If the predator search image hypothesis is valid for blue jays, perhaps it is also valid for the birds that prey upon happy-face spiders — the Hawaiian Honeycreeper (one type of honeycreeper is shown below).

Gillespie and colleagues currently hypothesize that predators searching for happy-face spiders maintain the 2:1 ratio on the islands. On each island, predators are efficiently searching for the most common morph, the yellow morph, or inefficiently searching for several morphs. This gives an advantage to non-yellow morphs, since they escape predation more often. But anytime other morphs get very common, predators start looking for them instead, which drives their frequencies back down. This mechanism could help explain why each island has evolved a variety of morphs and why we consistently observe a 2:1 ratio of yellow to other spiders.

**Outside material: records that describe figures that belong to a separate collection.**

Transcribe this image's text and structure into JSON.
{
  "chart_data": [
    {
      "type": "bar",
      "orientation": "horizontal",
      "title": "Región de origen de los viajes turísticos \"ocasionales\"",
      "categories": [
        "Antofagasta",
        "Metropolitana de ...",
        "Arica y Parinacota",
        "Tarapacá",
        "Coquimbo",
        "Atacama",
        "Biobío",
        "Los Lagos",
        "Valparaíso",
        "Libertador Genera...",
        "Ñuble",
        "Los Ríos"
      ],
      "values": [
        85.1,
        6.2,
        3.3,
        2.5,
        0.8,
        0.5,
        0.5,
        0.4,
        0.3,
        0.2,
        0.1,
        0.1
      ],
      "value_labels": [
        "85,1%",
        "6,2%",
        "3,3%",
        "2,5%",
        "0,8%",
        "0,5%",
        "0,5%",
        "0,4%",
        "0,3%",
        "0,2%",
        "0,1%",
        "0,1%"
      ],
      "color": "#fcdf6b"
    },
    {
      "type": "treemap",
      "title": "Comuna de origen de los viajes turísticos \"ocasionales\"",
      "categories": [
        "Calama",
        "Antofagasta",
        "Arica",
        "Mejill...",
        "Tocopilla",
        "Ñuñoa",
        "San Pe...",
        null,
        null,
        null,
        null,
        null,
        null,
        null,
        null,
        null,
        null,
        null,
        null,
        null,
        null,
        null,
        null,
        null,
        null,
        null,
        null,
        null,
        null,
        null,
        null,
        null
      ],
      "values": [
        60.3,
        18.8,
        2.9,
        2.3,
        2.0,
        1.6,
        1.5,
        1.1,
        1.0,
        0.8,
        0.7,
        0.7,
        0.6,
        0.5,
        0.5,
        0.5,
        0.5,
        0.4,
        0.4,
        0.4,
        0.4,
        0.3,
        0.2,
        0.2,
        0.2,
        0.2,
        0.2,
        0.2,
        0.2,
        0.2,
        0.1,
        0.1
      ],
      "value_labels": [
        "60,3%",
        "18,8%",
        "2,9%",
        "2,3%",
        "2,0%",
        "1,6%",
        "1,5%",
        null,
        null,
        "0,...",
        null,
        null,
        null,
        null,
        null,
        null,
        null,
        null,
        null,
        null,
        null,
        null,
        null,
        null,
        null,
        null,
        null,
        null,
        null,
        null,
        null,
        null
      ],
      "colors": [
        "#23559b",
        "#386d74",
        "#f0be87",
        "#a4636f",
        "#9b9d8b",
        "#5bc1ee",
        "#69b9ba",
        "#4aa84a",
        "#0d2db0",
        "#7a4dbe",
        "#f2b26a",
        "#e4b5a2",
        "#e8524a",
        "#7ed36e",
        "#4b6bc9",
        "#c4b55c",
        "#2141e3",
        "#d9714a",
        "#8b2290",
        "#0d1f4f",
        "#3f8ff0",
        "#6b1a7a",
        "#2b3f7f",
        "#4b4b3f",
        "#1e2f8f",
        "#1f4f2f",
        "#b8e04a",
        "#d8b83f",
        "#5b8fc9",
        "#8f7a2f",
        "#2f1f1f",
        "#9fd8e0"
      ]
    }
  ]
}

Gillespie and her colleagues have not yet directly tested the predator search image hypothesis — although it is not contradicted by the evidence they have collected so far. Stay tuned for further updates! Ultimately, additional evidence may reject this hypothesis as well — but that is simply the nature of science. By proposing hypotheses and collecting evidence, scientists learn more about the natural world and are led to even better hypotheses that help us understand how that world works.

Discussion and extension questions:

1. What kind of genetic variation in happy-face spiders was Dr. Gillespie studying?
2. What surprising observation about that variation was she trying to explain?
3. Describe two early hypotheses that Dr. Gillespie proposed to explain the morph ratio in the happy-face spider.
4. Why did Dr. Gillespie reject the dispersal hypothesis?
5. Describe Dr. Gillespie’s most recent hypotheses to explain her observations.
6. Why is genetic variation important to natural selection?